Quinientas mil hectáreas de bosques se han consumido bajo un pavoroso incendio que lleva quince días asolando el centro-sur de Chile, con trágica secuela de una docena de muertos, de dos millares de casas destruidas y de seis mil seres humanos a la intemperie.
El siniestro sigue hoy su marcha apocalíptica. Empresarios agrícolas y forestales culpan al «terrorismo mapuche» y a sus «infiltrados foráneos» (probablemente venidos de Galicia, Cataluña o el País Vasco), aunque hasta ahora no se han encontrado indicios de semejante conjura.
La derecha chilena clama por la instauración inmediata del «estado de sitio», que viene a ser, para los cincuenta propietarios de este país hirsuto y acorralado, una suerte de ordenamiento ideal, es decir: nuestros bienes, nuestra familia y nuestra religión a buen recaudo de expropiadores de la izquierda acechante, que no se cansan de merodear alrededor de lo que hemos ganado con esfuerzo tesonero e incontables sacrificios, a lo largo de décadas, incluyendo la “pacificación” de la Araucanía y el bombardeo a La Moneda.

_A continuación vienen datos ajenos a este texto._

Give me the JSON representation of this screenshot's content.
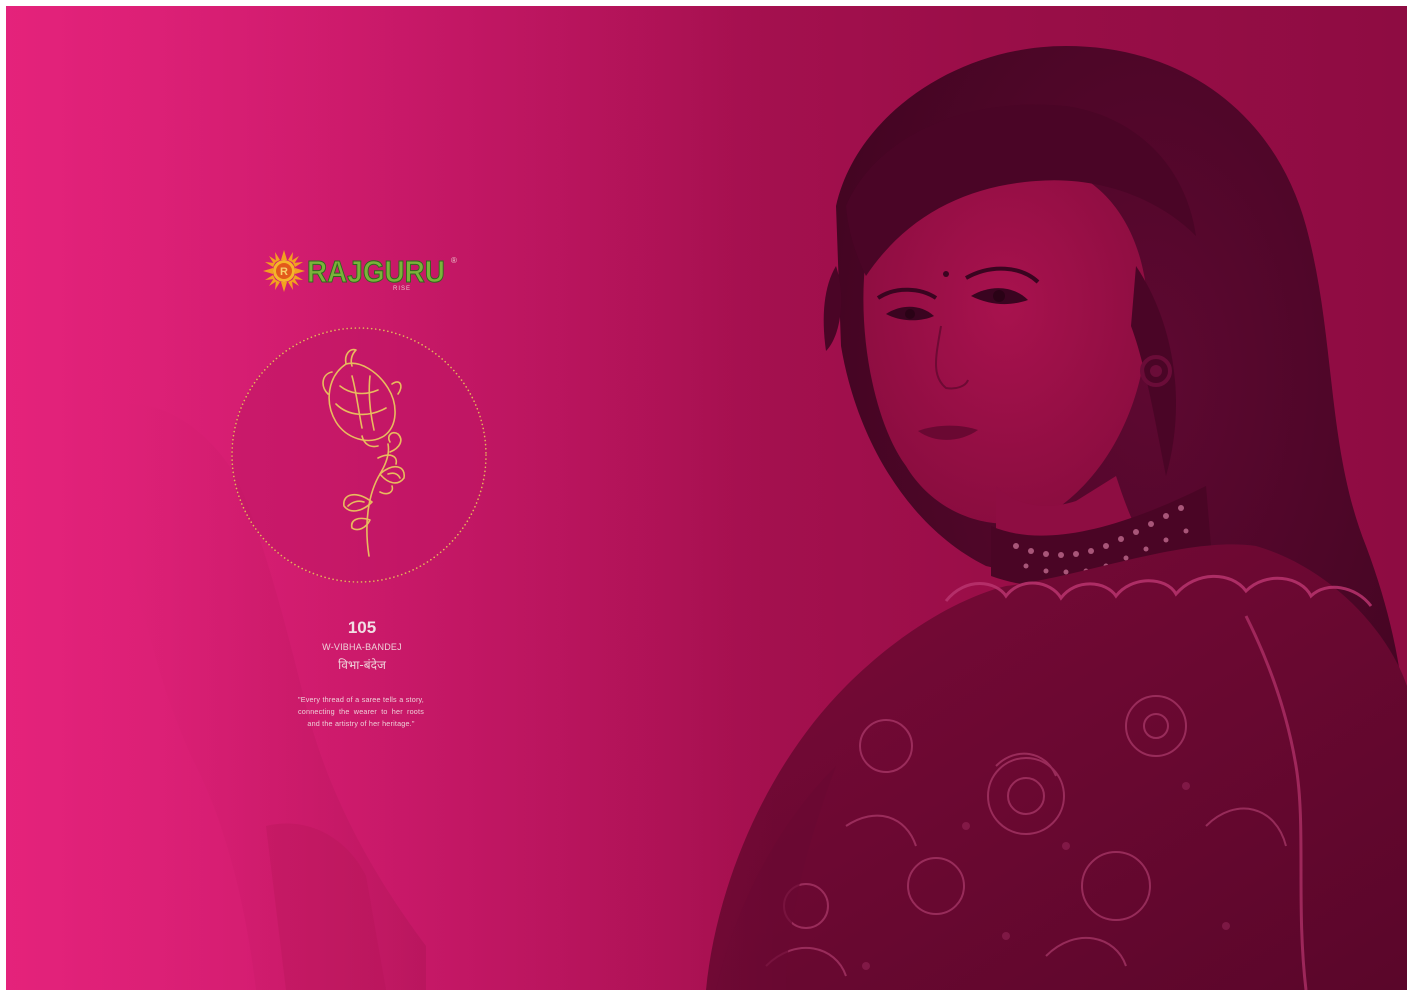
{
  "brand": {
    "name": "RAJGURU",
    "registered_mark": "®",
    "sub_text": "RISE"
  },
  "design": {
    "number": "105",
    "code": "W-VIBHA-BANDEJ",
    "name_hindi": "विभा-बंदेज"
  },
  "quote": "\"Every thread of a saree tells a story, connecting the wearer to her roots and the artistry of her heritage.\"",
  "colors": {
    "background_left": "#e0217a",
    "background_right": "#8e0c42",
    "ornament_gold": "#e5b35a",
    "logo_green": "#7ab33a",
    "logo_orange": "#f2a11f"
  },
  "icons": {
    "logo": "sun-emblem-icon",
    "ornament": "paisley-flower-icon"
  }
}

Otros -existen los otros- culpan a esforzados emprendedores forestales por haber diezmado las especies arbóreas autóctonas (movidos por la rastrera codicia), reemplazándolas por el eucalipto cerril o el pino rastacueros, arruinando el suelo fructífero que otrora permitiera medrar al ganado menor: léase ovejas y cabras montesinas, que bajo estos árboles mercenarios, de crecimiento acelerado, no pueden subsistir, porque nada brota a la sombra de sus follajes esterilizantes, como una suerte de ley absoluta de aborto vegetal.
Estos que así hablan, son «terroristas ecológicos», enemigos del único progreso posible: el del neoliberalismo y su hidra aprovechada, el capitalismo salvaje…
Recuerdo, paciente amigo lector, que al comenzar el tercer milenio -este guarismo arbitrario de la Historia-, en el extremo norte de Portugal y en las riberas atlánticas de Pontevedra, hábiles emprendedores inmobiliarios organizaron la quema extensiva de bosques, para luego adquirir, a los arruinados propietarios, sus devastados predios a «precio de huevo», y enseguida construir apartamentos y casas de lujo, destinados a otros emprendedores, esos que coquetean con la droga y el estraperlo y disfrutan de la farándula y del prestigio social institucionalizado.
Mientras en Chile los bosques se volvían astillas ígneas, la burocracia política nombraba una comisión (comité) para evaluar el ofrecimiento filantrópico del avión gringo Supertanker y del Iluschin ruso.
Había que estudiar la factibilidad operativa de las inmensas aeronaves en los estrechos valles que reptan entre la cordillera de Los Andes y la de la Costa; no fuera a ocurrir que ambas naos se encontrasen, frente a frente, rememorando los aciagos tiempos de la “guerra fría”, y procedieran a cañonearse sin piedad. Acertada medida gubernamental que costó, a lo menos, doscientas mil hectáreas hechas ceniza.
Y es que en Chile no caben mayores análisis, sean estos históricos o sociológicos: somos tan simples como cualquier pitecántropo… La tele nos dirá qué hacer: depositar en una cuenta corriente de caridad pública, donar un par de kilos de arroz o algunas prendas en desuso, rezar al cabrón estreñido de San Isidro, que se niega a la benefactora evacuación de la lluvia, lamentarnos en público, izar la bandera de la patria y gritar a los cuatro vientos nuestra cacareada solidaridad, esa que termina imponiéndose “por la razón o la fuerza”. (A propósito, a don Francisco no se le ha visto en la publicidad benefactora; ¿andará apagando fuegos en Miami a punta de martinis y especulaciones varias?).
A esperar, entonces, pacientes y resignados compatriotas, el advenimiento inevitable de los próximos siniestros.
Después de todo, a nadie le falta Dios.
A Chile tampoco, por eso arde y seguirá ardiendo… El fuego es, al fin y al cabo, la mejor panacea purificadora contra el pecado y la disipación.
Bien lo sabían los antiguos. Armémonos de paciencia y atengámonos, pues, a su proverbial sabiduría.